Yesterday we beat up on some of the foolishness happening on LSU’s campus just in time for the legislature to attempt to figure out how to keep from imposing a budget cut of some $60 million on the state’s flagship university.

Lest we give the impression that the activity at LSU which calls in question just how prudent an investment its funding is out of our tax dollars is unique in any way, today we offer something from the university across town

The Rev. Jeremiah Wright, a former spiritual adviser to President Barack Obama, is slated to speak at Southern University next month.

According to the university, Wright — who has been a lightning rod and controversial figure for Obama critics throughout Obama’s presidency — was invited to give the public speech on campus by College of Social and Behavioral Sciences Dean William Arp.

“I think Pastor Wright will deliver a very interesting and powerful message,” Arp said in a news release.

Well, why not? Southern’s already had Louis Farrakhan as a speaker on campus – why not Jeremiah Wright?

You would think now would be a time in which the people running the state’s public four-year schools would be on their absolute best behavior, and that their activities and expenditures would be most amenable to scrutiny.

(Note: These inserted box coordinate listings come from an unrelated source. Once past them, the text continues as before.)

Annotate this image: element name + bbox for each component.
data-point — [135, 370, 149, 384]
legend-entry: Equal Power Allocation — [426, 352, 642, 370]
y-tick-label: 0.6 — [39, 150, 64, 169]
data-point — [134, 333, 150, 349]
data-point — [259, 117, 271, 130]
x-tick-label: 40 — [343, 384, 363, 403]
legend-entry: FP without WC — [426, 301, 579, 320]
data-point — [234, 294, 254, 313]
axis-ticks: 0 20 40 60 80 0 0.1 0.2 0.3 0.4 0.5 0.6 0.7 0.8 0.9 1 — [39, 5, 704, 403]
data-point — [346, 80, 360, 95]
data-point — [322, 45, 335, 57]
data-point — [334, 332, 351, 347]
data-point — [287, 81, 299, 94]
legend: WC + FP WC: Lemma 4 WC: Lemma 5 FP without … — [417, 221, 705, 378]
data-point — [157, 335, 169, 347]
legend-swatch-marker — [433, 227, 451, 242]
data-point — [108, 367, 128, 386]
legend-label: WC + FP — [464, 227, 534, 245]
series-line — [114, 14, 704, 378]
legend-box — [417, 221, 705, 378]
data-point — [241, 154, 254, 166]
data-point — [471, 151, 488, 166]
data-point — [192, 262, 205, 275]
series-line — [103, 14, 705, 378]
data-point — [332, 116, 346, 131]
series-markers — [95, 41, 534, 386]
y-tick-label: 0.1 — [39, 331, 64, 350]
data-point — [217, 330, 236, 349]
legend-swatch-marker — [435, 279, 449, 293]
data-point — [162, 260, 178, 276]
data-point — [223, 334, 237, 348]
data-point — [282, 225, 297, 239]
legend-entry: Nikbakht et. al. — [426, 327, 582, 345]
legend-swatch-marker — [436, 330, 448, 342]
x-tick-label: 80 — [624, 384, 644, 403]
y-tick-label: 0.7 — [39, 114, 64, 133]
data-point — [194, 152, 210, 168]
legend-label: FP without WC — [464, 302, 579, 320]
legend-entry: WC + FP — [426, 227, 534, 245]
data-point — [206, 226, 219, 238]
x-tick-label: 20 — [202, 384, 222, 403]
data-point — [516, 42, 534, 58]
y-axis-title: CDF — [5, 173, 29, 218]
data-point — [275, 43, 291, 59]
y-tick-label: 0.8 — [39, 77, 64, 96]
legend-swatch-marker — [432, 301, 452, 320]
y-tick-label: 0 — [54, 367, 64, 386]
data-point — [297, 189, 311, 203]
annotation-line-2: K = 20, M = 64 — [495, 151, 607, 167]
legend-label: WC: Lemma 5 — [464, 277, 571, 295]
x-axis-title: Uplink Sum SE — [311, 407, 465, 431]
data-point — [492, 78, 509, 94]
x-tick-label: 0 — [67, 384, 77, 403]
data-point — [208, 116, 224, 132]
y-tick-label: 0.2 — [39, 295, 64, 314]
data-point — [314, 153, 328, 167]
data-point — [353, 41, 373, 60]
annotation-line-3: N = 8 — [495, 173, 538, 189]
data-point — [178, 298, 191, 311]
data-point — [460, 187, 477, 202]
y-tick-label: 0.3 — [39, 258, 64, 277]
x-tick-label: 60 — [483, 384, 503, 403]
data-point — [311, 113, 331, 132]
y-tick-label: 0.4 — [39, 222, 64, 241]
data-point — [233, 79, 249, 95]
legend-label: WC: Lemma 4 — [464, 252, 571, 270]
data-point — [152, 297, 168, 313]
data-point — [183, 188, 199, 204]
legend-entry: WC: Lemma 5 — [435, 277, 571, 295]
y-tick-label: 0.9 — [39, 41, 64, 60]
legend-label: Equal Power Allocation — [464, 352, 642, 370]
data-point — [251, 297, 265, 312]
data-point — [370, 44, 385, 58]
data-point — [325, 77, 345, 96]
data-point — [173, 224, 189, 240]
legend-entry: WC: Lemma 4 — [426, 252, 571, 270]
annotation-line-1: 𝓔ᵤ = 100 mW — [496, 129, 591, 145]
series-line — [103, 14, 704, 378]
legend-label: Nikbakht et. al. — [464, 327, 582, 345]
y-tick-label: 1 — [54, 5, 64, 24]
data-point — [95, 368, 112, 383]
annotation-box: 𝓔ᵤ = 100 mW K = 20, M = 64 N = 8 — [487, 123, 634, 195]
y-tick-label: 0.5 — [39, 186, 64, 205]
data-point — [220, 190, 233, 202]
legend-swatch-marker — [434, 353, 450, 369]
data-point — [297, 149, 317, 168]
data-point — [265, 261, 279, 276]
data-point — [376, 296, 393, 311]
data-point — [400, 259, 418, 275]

But Jeremiah Wright isn’t going to speak at Southern out of the goodness of his heart. Jeremiah Wright charges speaking fees. In this case, it might well be that Southern is merely providing the venue and the leftist community organizing group PICO – People Improving Communities through Organizing, whose role in ginning up churches to serve left-wing agendas in Louisiana we’ve touched on before – is actually paying Wright to speak next month.

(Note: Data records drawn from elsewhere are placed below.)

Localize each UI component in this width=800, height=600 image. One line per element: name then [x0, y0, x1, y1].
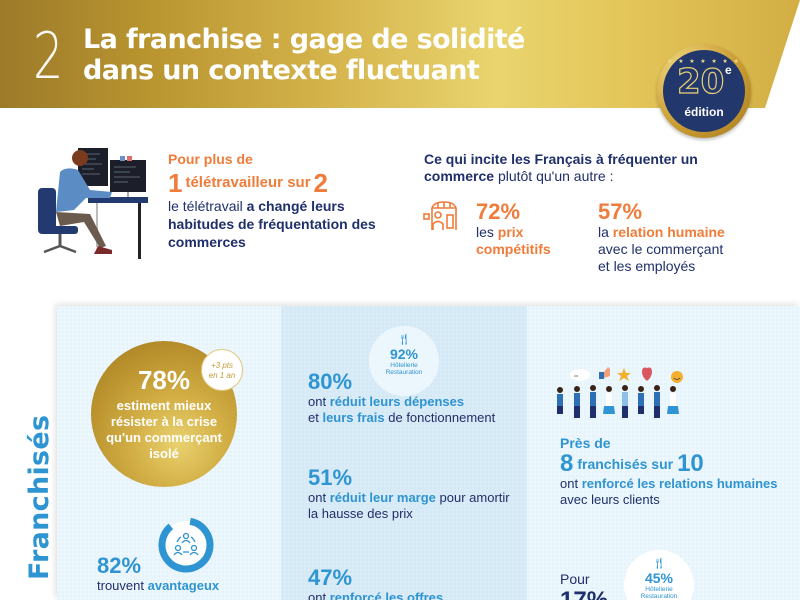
stat-57-highlight: relation humaine: [612, 224, 725, 240]
teleworker-body: le télétravail a changé leurs habitudes …: [168, 197, 398, 251]
teleworker-illustration-icon: [38, 148, 148, 259]
stat-57-pct: 57%: [598, 199, 643, 224]
hotel-45-line2: Restauration: [640, 593, 678, 600]
stat-47-pct: 47%: [308, 565, 353, 590]
stat-82-pct: 82%: [97, 553, 142, 578]
edition-superscript: e: [725, 63, 732, 77]
teleworker-lead: Pour plus de: [168, 151, 253, 167]
t: de fonctionnement: [388, 410, 496, 425]
shop-icon: [423, 201, 458, 230]
teleworker-stat: Pour plus de 1 télétravailleur sur 2 le té…: [168, 150, 398, 251]
hotel-92-pct: 92%: [389, 346, 419, 362]
t: pour amortir la hausse des prix: [308, 490, 510, 521]
stat-51: 51% ont réduit leur marge pour amortir l…: [308, 466, 523, 522]
ratio-numerator: 1: [168, 168, 183, 198]
trend-badge: +3 pts en 1 an: [201, 349, 243, 391]
stat-8-text: ont renforcé les relations humaines avec…: [560, 476, 790, 508]
stat-8-lead: Près de: [560, 435, 611, 451]
stat-57-rest: avec le commerçant et les employés: [598, 241, 724, 274]
stat-80-pct: 80%: [308, 369, 353, 394]
incite-heading-bold: Ce qui incite les Français à fréquenter …: [424, 151, 698, 184]
stat-80: 80% ont réduit leurs dépenses et leurs f…: [308, 370, 523, 426]
stat-82-highlight: avantageux: [147, 578, 220, 593]
trend-badge-line2: en 1 an: [208, 371, 236, 380]
gold-stat-circle: 78% estiment mieux résister à la crise q…: [91, 341, 237, 487]
hotel-bubble-92: 🍴︎ 92% Hôtellerie Restauration: [369, 326, 439, 396]
happy-people-illustration-icon: •••: [557, 367, 683, 418]
stat-57-text: la relation humaine avec le commerçant e…: [598, 224, 788, 275]
hotel-45-pct: 45%: [644, 570, 674, 586]
stat-8-den: 10: [677, 450, 704, 477]
t: réduit leurs dépenses: [329, 394, 465, 409]
stat-8-ratio: 8 franchisés sur 10: [560, 452, 790, 476]
t: ont: [308, 490, 327, 505]
gold-stat-text: estiment mieux résister à la crise qu'un…: [106, 398, 222, 461]
panel-column-2: 🍴︎ 92% Hôtellerie Restauration 80% ont r…: [281, 306, 527, 600]
hotel-92-line2: Restauration: [385, 369, 423, 376]
stat-8-num: 8: [560, 450, 574, 477]
stat-57-plain: la: [598, 224, 609, 240]
stat-17: Pour 17%: [560, 570, 620, 600]
teleworker-ratio: 1 télétravailleur sur 2: [168, 170, 398, 196]
t: renforcé les relations humaines: [581, 476, 778, 492]
incite-heading: Ce qui incite les Français à fréquenter …: [424, 151, 724, 185]
network-ring-icon: [158, 517, 214, 573]
title-line-1: La franchise : gage de solidité: [83, 24, 525, 55]
t: et: [308, 410, 319, 425]
edition-number: 20: [676, 62, 725, 102]
hotel-bubble-45: 🍴︎ 45% Hôtellerie Restauration: [624, 550, 694, 600]
ratio-words: télétravailleur sur: [185, 174, 311, 191]
stat-17-pct: 17%: [560, 588, 620, 600]
svg-text:•••: •••: [574, 373, 579, 378]
franchises-side-label: Franchisés: [24, 414, 55, 580]
t: ont: [308, 590, 327, 600]
panel-column-3: ••• Près de 8 franchisés sur 10: [527, 306, 800, 600]
stat-82: 82% trouvent avantageux: [97, 554, 277, 594]
t: leurs frais: [322, 410, 385, 425]
t: ont: [308, 394, 327, 409]
stat-82-text: trouvent avantageux: [97, 578, 277, 594]
restaurant-icon: 🍴︎: [397, 334, 411, 346]
ratio-denominator: 2: [313, 168, 328, 198]
stat-8-sur-10: Près de 8 franchisés sur 10 ont renforcé l…: [560, 434, 790, 508]
stat-47: 47% ont renforcé les offres: [308, 566, 523, 600]
t: avec leurs clients: [560, 492, 660, 508]
stat-80-text: ont réduit leurs dépenses et leurs frais…: [308, 394, 523, 426]
hotel-92-line1: Hôtellerie: [390, 362, 418, 369]
trend-badge-line1: +3 pts: [210, 361, 233, 370]
stat-72-highlight: prix compétitifs: [476, 224, 551, 257]
edition-label: édition: [684, 105, 724, 119]
stat-17-lead: Pour: [560, 571, 590, 587]
stat-72-text: les prix compétitifs: [476, 224, 596, 258]
stat-47-text: ont renforcé les offres: [308, 590, 523, 600]
gold-stat-pct: 78%: [137, 365, 191, 395]
stat-82-plain: trouvent: [97, 578, 144, 593]
stat-51-text: ont réduit leur marge pour amortir la ha…: [308, 490, 523, 522]
body-plain: le télétravail: [168, 198, 243, 215]
medal-inner: ★ ★ ★ ★ ★ ★ ★ 20 e édition: [663, 50, 745, 132]
stat-57: 57% la relation humaine avec le commerça…: [598, 200, 788, 275]
stat-8-words: franchisés sur: [577, 456, 674, 472]
hotel-45-line1: Hôtellerie: [645, 586, 673, 593]
panel-column-1: 78% estiment mieux résister à la crise q…: [57, 306, 281, 600]
incite-heading-plain: plutôt qu'un autre :: [497, 168, 614, 184]
stat-72-plain: les: [476, 224, 494, 240]
restaurant-icon: 🍴︎: [652, 558, 666, 570]
stat-72: 72% les prix compétitifs: [476, 200, 596, 258]
body-bold: a changé leurs habitudes de fréquentatio…: [168, 198, 376, 251]
t: réduit leur marge: [329, 490, 436, 505]
edition-medal: ★ ★ ★ ★ ★ ★ ★ 20 e édition: [657, 44, 751, 138]
stars-icon: ★ ★ ★ ★ ★ ★ ★: [667, 59, 741, 65]
stat-72-pct: 72%: [476, 199, 521, 224]
stat-51-pct: 51%: [308, 465, 353, 490]
section-number: 2: [33, 20, 64, 94]
page-title: La franchise : gage de solidité dans un …: [83, 24, 525, 86]
franchises-panel: 78% estiment mieux résister à la crise q…: [57, 306, 800, 600]
t: renforcé les offres: [329, 590, 444, 600]
title-line-2: dans un contexte fluctuant: [83, 55, 480, 86]
t: ont: [560, 476, 579, 492]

Either way, Jeremiah Wright as a headline speaker on campus just a few weeks before the legislature convenes to try to find a way to save a vulnerable university like Southern, which has faced a stark decline in enrollment and continually struggles with relevance as more of its prospective students choose community college or opts for universities not historically defined as “black” schools. Nationally, less than 10 percent of black college students enroll in HBCU’s like Southern, and in Louisiana their relevance is under increasing challenge as well. Consider that this past fall LSU counted 3,415 African-American students on its campus, while Southern’s total enrollment is listed as 5,162 for the fall of 2014; we couldn’t find numbers as to how many of those students are black, but one imagines a sizable majority are. The point being that LSU has almost as many black students on campus as Southern does, and it’s hardly a stretch to assume LSU’s black students are probably on average stronger academically than Southern’s are.

So Southern probably needs to start burnishing its image as a place where real academic work is done and where quality graduates emerge ready to become productive members of society. Instead, it’s advertising itself as a place where racist cranks like Farrakhan and Wright come to spew their bile at taxpayer-provided public venues.

This isn’t smart. It’s a mistake. And when the legislature starts trying to figure out how to cover its fiscal shortfall Southern is going to have a particular problem with a lot of the legislators making the case for taxes on their constituents or cuts elsewhere to support more speeches from Jeremiah Wright.